Il y a 50 ans, Rosa Parks refusait de céder sa place à un passager blanc dans un autobus de Montgomery, marquant ainsi le début du mouvement des droits civiques aux US. Aujourd’hui l’association GFR a inauguré le mur Rosa Parks, 400 mètres de street art rue d’Aubervilliers dans le 19e. On est parti à la rencontre des artistes qui ont participé à ce projet coloré et plein de vie. Visite privée.

 

L’art a envahi la rue d’Aubervilliers. Depuis quelques semaines, des street-artists français et internationaux peignent sur un mur s’étendant du numéro 164 au 104 dans le cadre du projet "Rosa Parks fait le mur". A l’origine, on retrouve le collectif GFR dont l’objectif est de recréer du lien social dans le quartier grâce à un projet qui mêle à la fois le dialogue et la pratique artistique. Cette initiative se fait dans le cadre de l’ouverture de la gare RER Rosa Parks (le 19 décembre), censée redynamiser ce quartier assez complexe socialement.

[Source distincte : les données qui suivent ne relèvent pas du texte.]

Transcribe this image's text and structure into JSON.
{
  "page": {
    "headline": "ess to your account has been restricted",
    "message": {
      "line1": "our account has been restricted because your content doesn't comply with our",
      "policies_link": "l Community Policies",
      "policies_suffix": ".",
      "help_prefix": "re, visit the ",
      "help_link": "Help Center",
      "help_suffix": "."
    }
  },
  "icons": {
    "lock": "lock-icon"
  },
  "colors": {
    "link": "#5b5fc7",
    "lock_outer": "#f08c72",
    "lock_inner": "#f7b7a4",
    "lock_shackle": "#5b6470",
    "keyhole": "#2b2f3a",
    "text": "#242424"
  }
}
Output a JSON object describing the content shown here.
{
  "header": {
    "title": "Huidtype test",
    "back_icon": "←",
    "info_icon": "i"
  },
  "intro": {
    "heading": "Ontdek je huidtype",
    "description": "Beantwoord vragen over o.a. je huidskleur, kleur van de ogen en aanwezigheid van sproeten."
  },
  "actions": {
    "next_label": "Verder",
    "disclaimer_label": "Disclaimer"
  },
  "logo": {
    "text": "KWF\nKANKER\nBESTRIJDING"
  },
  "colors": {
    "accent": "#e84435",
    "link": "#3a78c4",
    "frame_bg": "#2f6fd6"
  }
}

9 Mur-Forum Rosa Parks en crÇation (c) GFR, VÇronique Drougard

« Tout est parti des attentats en janvier dernier dans les locaux de Charlie Hebdo », nous explique Romain, chargé de communication du projet. « La rue d’Aubervilliers est particulièrement emblématique car c’est la rue où ont grandi les frères Kouachi, c’est un quartier en plein mouvement ». L’idée est de remettre les habitants au cœur du jeu en les associant à cet art, en les faisant participer grâce à des ateliers de création et d’échange.

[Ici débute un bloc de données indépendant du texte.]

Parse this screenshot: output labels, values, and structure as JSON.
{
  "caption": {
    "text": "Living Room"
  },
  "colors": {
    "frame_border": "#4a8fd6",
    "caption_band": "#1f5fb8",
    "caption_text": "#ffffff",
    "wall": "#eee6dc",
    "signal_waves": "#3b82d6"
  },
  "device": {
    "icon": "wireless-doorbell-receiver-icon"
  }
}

Cinq street-artists, Zepha, Bastardilla, Kashink, Tatyana Fazlalizade et Katjastroph - un homme et quatre femmes (ce qui est assez rare nous explique-t-on) - ont élaboré cette grande fresque avec les habitants du 19e. Vittorio, directeur artistique et co-fondateur du projet avec Véronique Drougard, nous embarque faire une balade pour découvrir chaque centimètre de cette gigantesque œuvre d’art et partir à la rencontre des artistes.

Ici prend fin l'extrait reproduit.